Valeria Moy destacó que la estrategia de negociación de la administración estadounidense se basa en la amenaza constante para obtener concesiones, lo que obligará a México y Canadá a ceder en puntos clave. Sin embargo, enfatizó que el mayor riesgo no proviene solo del exterior, sino de la incertidumbre jurídica generada por la reciente reforma al Poder Judicial. Moy calificó este cambio como un «punto de inflexión» que llevará al sector empresarial a evitar el sistema legal para eludir escenarios desconocidos, impactando directamente en la confianza de los inversionistas a largo plazo.

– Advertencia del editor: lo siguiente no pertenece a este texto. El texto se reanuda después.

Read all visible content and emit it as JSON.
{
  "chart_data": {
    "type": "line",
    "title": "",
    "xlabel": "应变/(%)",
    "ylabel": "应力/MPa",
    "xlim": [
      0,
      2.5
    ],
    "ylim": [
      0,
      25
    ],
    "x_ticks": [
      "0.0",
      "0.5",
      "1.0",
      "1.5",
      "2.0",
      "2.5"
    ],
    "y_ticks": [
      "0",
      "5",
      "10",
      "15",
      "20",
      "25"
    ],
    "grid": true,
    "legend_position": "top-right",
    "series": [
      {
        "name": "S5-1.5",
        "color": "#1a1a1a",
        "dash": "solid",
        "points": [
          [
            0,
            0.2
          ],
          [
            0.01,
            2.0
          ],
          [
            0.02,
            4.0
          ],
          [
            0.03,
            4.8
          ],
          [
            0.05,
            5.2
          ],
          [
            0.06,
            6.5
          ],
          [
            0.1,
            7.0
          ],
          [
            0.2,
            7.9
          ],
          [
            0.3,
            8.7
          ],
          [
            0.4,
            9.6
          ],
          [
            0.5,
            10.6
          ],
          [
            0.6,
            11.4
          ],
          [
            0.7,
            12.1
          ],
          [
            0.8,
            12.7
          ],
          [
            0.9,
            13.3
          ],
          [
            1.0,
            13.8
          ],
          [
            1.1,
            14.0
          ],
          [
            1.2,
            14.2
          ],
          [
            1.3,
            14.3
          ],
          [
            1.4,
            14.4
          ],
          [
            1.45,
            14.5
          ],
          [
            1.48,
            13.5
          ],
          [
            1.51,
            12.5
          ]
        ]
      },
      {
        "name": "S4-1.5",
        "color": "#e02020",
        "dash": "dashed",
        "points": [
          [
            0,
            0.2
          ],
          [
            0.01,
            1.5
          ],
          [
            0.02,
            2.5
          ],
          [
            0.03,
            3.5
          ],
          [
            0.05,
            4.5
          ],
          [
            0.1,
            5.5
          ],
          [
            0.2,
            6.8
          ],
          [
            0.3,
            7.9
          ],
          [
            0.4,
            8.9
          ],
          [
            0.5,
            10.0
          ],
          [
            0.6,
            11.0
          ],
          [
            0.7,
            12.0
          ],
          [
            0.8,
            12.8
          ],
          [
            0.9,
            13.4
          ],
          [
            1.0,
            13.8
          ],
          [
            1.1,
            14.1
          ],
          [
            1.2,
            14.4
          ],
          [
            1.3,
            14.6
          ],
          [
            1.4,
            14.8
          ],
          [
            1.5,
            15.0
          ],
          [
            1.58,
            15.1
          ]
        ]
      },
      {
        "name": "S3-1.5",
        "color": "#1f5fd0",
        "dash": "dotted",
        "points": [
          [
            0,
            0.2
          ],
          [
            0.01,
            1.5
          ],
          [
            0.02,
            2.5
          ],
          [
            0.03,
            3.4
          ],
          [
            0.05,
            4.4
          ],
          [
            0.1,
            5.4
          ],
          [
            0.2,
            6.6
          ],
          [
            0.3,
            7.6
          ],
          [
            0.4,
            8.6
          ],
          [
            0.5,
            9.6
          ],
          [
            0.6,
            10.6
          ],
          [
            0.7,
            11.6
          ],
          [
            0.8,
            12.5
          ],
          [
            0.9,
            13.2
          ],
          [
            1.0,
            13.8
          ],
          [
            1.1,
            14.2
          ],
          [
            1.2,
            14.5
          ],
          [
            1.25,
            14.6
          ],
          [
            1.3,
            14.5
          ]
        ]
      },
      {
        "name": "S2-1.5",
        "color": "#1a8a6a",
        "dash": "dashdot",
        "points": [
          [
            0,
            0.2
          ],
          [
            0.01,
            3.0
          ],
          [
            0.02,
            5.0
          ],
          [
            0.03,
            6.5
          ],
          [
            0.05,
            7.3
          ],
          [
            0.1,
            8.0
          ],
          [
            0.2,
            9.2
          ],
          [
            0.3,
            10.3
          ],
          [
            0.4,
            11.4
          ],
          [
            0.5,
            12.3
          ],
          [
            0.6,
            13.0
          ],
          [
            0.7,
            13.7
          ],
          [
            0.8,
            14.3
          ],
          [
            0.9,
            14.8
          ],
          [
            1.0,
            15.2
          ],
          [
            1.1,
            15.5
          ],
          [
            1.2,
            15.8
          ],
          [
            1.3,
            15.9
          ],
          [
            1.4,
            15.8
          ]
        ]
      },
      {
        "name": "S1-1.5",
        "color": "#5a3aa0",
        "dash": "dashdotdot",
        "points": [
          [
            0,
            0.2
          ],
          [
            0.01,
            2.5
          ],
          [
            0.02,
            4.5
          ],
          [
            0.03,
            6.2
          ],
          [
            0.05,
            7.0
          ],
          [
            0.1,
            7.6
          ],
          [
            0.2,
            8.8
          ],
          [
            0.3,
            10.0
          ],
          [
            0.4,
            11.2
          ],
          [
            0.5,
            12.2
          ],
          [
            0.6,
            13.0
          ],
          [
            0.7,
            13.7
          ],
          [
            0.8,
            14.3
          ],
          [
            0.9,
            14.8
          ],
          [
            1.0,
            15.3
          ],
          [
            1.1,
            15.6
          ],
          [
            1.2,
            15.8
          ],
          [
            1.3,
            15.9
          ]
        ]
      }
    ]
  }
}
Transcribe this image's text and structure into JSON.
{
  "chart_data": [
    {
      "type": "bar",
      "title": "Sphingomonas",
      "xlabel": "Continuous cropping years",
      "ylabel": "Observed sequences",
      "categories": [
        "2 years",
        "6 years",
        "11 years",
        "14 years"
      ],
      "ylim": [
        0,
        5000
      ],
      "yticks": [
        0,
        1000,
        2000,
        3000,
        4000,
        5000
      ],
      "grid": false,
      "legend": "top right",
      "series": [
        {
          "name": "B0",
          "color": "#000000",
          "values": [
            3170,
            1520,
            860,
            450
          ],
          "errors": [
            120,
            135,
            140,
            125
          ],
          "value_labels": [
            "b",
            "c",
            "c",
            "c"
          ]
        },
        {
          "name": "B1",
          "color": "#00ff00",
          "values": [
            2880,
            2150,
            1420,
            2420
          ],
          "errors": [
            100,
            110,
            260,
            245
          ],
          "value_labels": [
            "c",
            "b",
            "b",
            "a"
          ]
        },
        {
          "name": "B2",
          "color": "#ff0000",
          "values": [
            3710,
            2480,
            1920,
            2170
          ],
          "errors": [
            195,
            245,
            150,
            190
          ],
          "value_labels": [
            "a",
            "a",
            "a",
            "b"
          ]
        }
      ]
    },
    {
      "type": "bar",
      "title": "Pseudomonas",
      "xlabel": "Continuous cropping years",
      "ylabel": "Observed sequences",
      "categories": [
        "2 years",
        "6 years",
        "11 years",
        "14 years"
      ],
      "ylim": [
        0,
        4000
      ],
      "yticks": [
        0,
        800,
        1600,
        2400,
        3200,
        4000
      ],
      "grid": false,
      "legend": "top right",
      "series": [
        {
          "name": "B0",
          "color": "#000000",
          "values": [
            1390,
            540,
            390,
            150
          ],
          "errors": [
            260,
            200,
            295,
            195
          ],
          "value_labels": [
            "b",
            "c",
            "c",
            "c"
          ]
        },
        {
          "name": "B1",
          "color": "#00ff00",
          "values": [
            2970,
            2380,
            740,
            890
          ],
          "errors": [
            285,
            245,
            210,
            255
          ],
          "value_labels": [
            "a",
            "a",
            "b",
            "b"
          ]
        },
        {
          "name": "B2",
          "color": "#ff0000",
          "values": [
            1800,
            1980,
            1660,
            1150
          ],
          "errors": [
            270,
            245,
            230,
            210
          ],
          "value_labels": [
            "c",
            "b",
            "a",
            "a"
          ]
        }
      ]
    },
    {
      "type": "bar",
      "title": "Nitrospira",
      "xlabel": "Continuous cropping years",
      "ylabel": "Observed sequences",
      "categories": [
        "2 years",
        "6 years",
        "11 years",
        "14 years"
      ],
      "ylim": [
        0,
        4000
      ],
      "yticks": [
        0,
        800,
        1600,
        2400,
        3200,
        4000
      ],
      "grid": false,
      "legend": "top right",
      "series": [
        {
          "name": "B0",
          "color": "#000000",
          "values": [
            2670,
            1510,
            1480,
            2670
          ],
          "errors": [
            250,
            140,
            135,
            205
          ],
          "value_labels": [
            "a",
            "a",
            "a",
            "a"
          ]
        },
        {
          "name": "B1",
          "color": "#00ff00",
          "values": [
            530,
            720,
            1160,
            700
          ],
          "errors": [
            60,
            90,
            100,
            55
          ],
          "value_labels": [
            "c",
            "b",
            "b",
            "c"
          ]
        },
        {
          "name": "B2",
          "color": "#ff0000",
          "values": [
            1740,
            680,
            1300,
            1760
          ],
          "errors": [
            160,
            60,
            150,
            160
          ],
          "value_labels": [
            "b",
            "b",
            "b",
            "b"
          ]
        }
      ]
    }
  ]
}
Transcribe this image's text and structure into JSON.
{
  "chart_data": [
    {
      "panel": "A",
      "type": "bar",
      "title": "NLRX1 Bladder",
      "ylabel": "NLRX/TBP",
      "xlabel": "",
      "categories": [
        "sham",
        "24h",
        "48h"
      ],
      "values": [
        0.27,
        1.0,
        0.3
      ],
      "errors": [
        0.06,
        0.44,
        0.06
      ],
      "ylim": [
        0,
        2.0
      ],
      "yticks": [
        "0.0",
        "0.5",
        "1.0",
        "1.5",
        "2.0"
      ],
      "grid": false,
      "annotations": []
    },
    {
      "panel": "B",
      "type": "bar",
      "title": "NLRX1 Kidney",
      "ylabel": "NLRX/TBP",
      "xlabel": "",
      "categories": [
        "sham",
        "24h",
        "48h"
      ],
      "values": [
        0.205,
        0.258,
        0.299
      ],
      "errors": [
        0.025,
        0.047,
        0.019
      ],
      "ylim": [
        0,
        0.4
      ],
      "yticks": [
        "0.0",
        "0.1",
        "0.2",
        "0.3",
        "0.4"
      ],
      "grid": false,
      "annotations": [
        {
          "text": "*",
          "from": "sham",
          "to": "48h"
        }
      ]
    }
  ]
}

Por su parte, Gerardo Esquivel alertó que las empresas medianas serán las más afectadas por este entorno de justicia incierta, al no contar con los recursos de las grandes corporaciones para sortear disputas legales. Respecto al reacomodo global, Esquivel señaló que la globalización tradicional ha llegado a su fin y que México debe aprovechar acuerdos comerciales existentes que han sido subutilizados por falta de infraestructura adecuada.
Ambos ponentes concluyeron que la trilateralidad es la única vía viable para fortalecer el bloque de Norteamérica, advirtiendo que una negociación bilateral con Estados Unidos dejaría a México en una desventaja significativa. Pese al diagnóstico complejo, evitaron caer en el fatalismo, insistiendo en que el éxito del país dependerá de su capacidad para resolver sus rezagos internos y funcionar de manera coordinada con sus socios comerciales frente a un orden internacional cuyas reglas han cambiado definitivamente.